Obama's inner circle includes radical academics, socialists, far-left propagandists as well as the unrepentant leftovers of the Clinton administration. Zbigniew Brzezinski, an Obama advisor and Jimmy Carter's National Security Advisor, is visiting Syria. The Democrats visit Syria, a known supporter of terror, with alarming regularity. Nancy Pelosi also visited recently, providing wonderful propaganda opportunities for their dictator-controlled press. Hezbollah is sucking the lifeblood from Lebanon with longstanding Syrian and Iranian support. The Syrian Intelligence Service has assassinated politicians and community leaders by the dozen. They have the blood of hundreds of Americans and thousands of innocents on their hands. The Democrats and Obama apparently believe they can talk this brutal regime into abandoning its current policies. After all, look how well it worked in North Korea. For some, constant failure is not a lesson easily learned.

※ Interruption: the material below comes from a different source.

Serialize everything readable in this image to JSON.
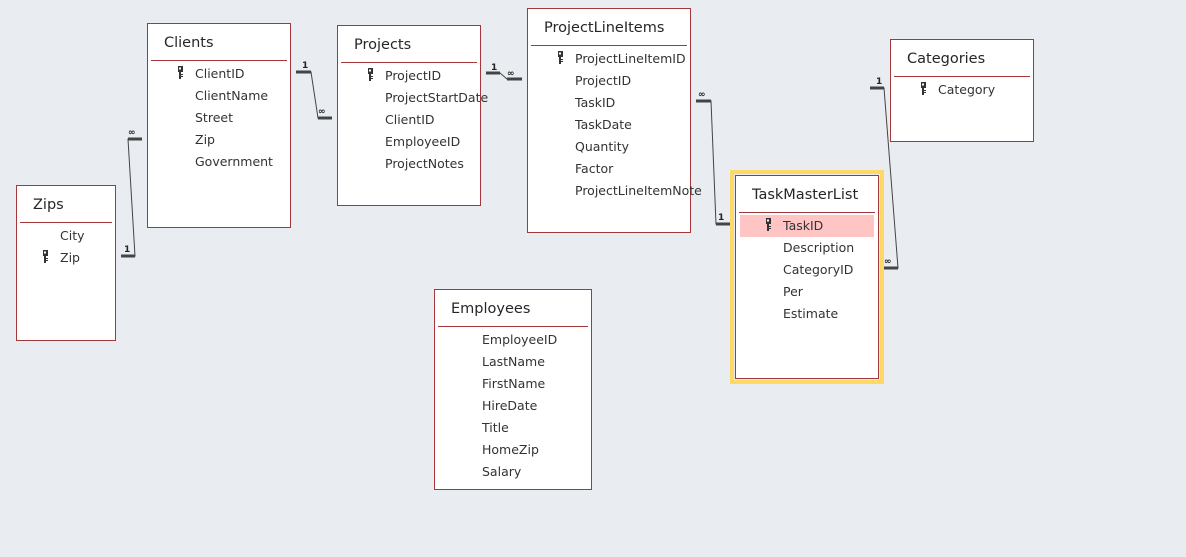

The left invents injustice and crisis, injects it into the public psyche and then promises salvation, like a child manipulating a distracted parent. In that perpetually adolescent relationship, Obama calls for change for change's sake, criticizes all that came before, carefully ignores recent history, fudges the facts and with predictable frequency, calls America broken. He steals the words of Martin Luther King, but he does not have the righteous cause, he postures in a battle already won. Obama is a polished huckster, a used-ideology salesman, a slick fraud. He offers failure, not hope, simple slogans and easily remembered rhymes to confront a dangerous world.

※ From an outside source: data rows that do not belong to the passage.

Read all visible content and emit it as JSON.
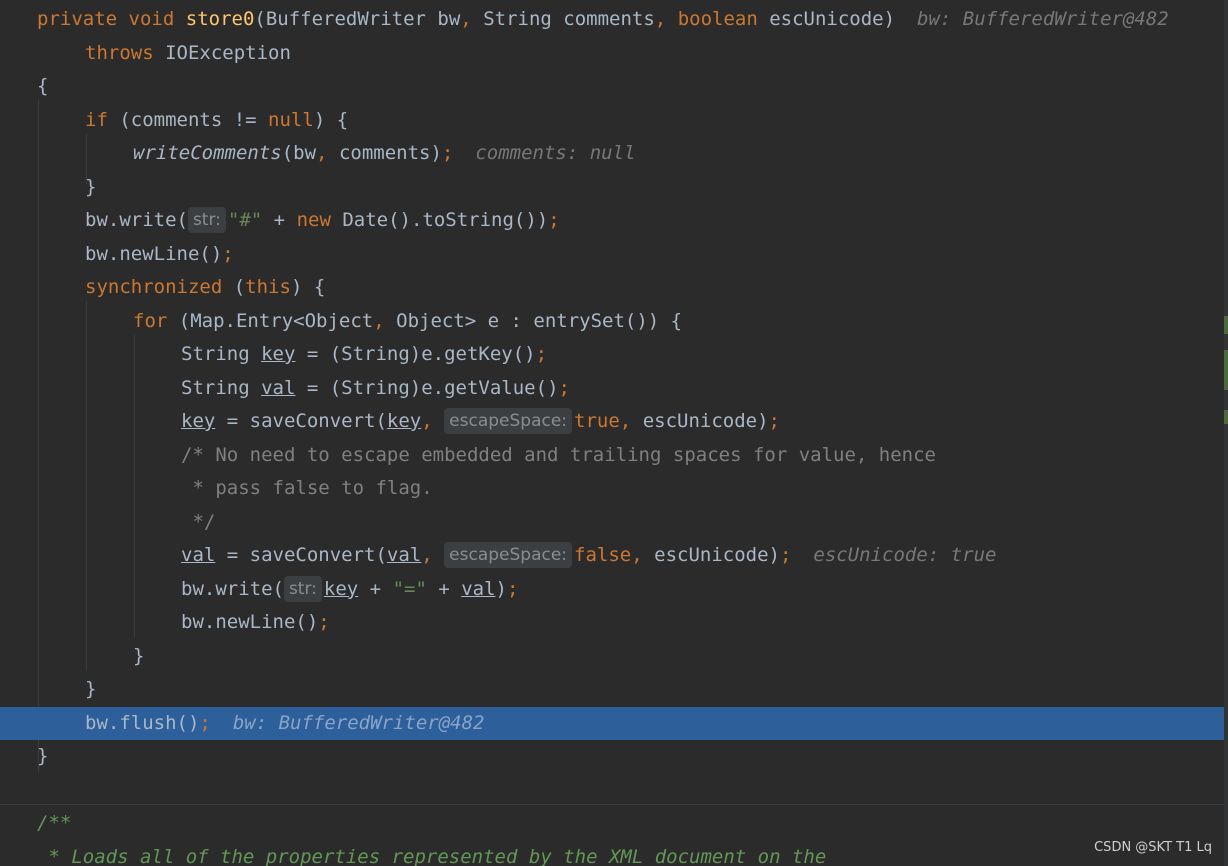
{
  "editor": {
    "lines": {
      "l1": {
        "kw_private": "private",
        "kw_void": "void",
        "method_name": "store0",
        "params_a": "(BufferedWriter bw",
        "comma1": ",",
        "params_b": " String comments",
        "comma2": ",",
        "kw_boolean": "boolean",
        "params_c": " escUnicode)",
        "inlay": "bw: BufferedWriter@482"
      },
      "l2": {
        "kw_throws": "throws",
        "exception": " IOException"
      },
      "l3": {
        "text": "{"
      },
      "l4": {
        "kw_if": "if",
        "a": " (comments != ",
        "kw_null": "null",
        "b": ") {"
      },
      "l5": {
        "call": "writeComments",
        "args": "(bw",
        "comma": ",",
        "args2": " comments)",
        "semi": ";",
        "inlay": "comments: null"
      },
      "l6": {
        "text": "}"
      },
      "l7": {
        "a": "bw.write(",
        "hint": "str:",
        "str": "\"#\"",
        "b": " + ",
        "kw_new": "new",
        "c": " Date().toString())",
        "semi": ";"
      },
      "l8": {
        "a": "bw.newLine()",
        "semi": ";"
      },
      "l9": {
        "kw_sync": "synchronized",
        "a": " (",
        "kw_this": "this",
        "b": ") {"
      },
      "l10": {
        "kw_for": "for",
        "a": " (Map.Entry<Object",
        "comma": ",",
        "b": " Object> e : entrySet()) {"
      },
      "l11": {
        "a": "String ",
        "var": "key",
        "b": " = (String)e.getKey()",
        "semi": ";"
      },
      "l12": {
        "a": "String ",
        "var": "val",
        "b": " = (String)e.getValue()",
        "semi": ";"
      },
      "l13": {
        "var1": "key",
        "a": " = saveConvert(",
        "var2": "key",
        "comma": ",",
        "hint": "escapeSpace:",
        "kw_true": "true",
        "comma2": ",",
        "b": " escUnicode)",
        "semi": ";"
      },
      "l14": {
        "text": "/* No need to escape embedded and trailing spaces for value, hence"
      },
      "l15": {
        "text": " * pass false to flag."
      },
      "l16": {
        "text": " */"
      },
      "l17": {
        "var1": "val",
        "a": " = saveConvert(",
        "var2": "val",
        "comma": ",",
        "hint": "escapeSpace:",
        "kw_false": "false",
        "comma2": ",",
        "b": " escUnicode)",
        "semi": ";",
        "inlay": "escUnicode: true"
      },
      "l18": {
        "a": "bw.write(",
        "hint": "str:",
        "var1": "key",
        "b": " + ",
        "str": "\"=\"",
        "c": " + ",
        "var2": "val",
        "d": ")",
        "semi": ";"
      },
      "l19": {
        "a": "bw.newLine()",
        "semi": ";"
      },
      "l20": {
        "text": "}"
      },
      "l21": {
        "text": "}"
      },
      "l22": {
        "a": "bw.flush()",
        "semi": ";",
        "inlay": "bw: BufferedWriter@482"
      },
      "l23": {
        "text": "}"
      },
      "l24": {
        "text": "/**"
      },
      "l25": {
        "text": " * Loads all of the properties represented by the XML document on the"
      }
    }
  },
  "watermark": "CSDN @SKT T1 Lq",
  "colors": {
    "background": "#2b2b2b",
    "keyword": "#cc7832",
    "method": "#ffc66d",
    "string": "#6a8759",
    "comment": "#808080",
    "doc_comment": "#629755",
    "current_line": "#2d5f9a"
  }
}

The other great leaders I've heard, guide us towards a better politics, but Obama is, at his best, able to call us back to our highest selves, to the place where America exists as a glittering ideal, and where we, its honored inhabitants, seem capable of achieving it, and thus of sharing in its meaning and transcendence.
- Ezra Klein, The American Prospect
That is his appeal; he is an actor, a performer, a cinematic presence that stirs simple emotions, emotions that have little grounding in truth. His speeches are the inane lyrics to a popular song that endures only because it has a great beat. One must not think too deeply on what Obama says, for it turns to smoke and disappears in the light of day. Ezra Klein is correct, Obama's speeches do not inform, they pander, they propagandize, they harmonize with the mythology of despair and the chimera of entitlement. As his hagiographies proclaim, he represents a new Camelot, but one that does not hold America quite so precious, a Camelot of globalists, moral relativists and communitarians.

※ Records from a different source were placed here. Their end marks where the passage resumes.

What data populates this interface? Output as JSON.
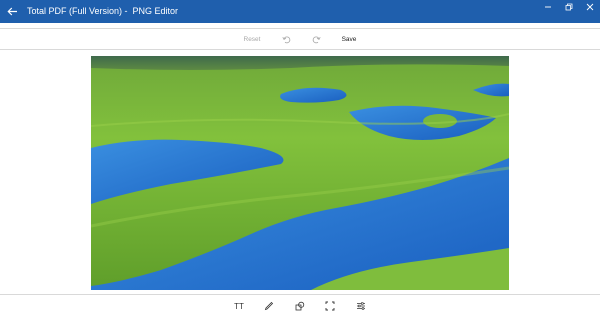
{
  "window": {
    "title": "Total PDF (Full Version) -  PNG Editor",
    "back_icon": "arrow-left-icon",
    "controls": [
      "minimize-icon",
      "restore-icon",
      "close-icon"
    ]
  },
  "toolbar_top": {
    "reset_label": "Reset",
    "reset_enabled": false,
    "undo_icon": "undo-icon",
    "undo_enabled": false,
    "redo_icon": "redo-icon",
    "redo_enabled": false,
    "save_label": "Save"
  },
  "image": {
    "subject": "marsh wetland with blue ponds and green grass"
  },
  "toolbar_bottom": {
    "tools": [
      {
        "name": "text",
        "icon": "text-tool-icon",
        "glyph": "TT"
      },
      {
        "name": "draw",
        "icon": "pen-icon"
      },
      {
        "name": "shapes",
        "icon": "shapes-icon"
      },
      {
        "name": "crop",
        "icon": "crop-icon"
      },
      {
        "name": "adjust",
        "icon": "adjust-sliders-icon"
      }
    ]
  },
  "colors": {
    "titlebar": "#1f5fad",
    "toolbar_border": "#d9d9d9",
    "disabled_text": "#a8a8a8"
  }
}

An Obama administration will be one of historical revision, of faltering American values, of ideologues crafting "progressive" policy, of radicals telling citizens how to live, what to drive, what to eat and what to believe. They will tell us that the constitution is a living document and should change to reflect the times. They will tell us that we must pay more and more for the common good. They will take away our choices and make more and more of us dependant. Obama's will be an administration of concocted class warfare, of racial exceptionalism and of pro-Islamist bias, and in the name of redefined justice and revolutionary inclusiveness, America will lose part of her soul and more of her freedoms. For all his rhetoric of hope, change and "coming together," we still live in a perilous world. In a time of Islamic terror and nuclear proliferation, an Obama presidency will undermine America as never before.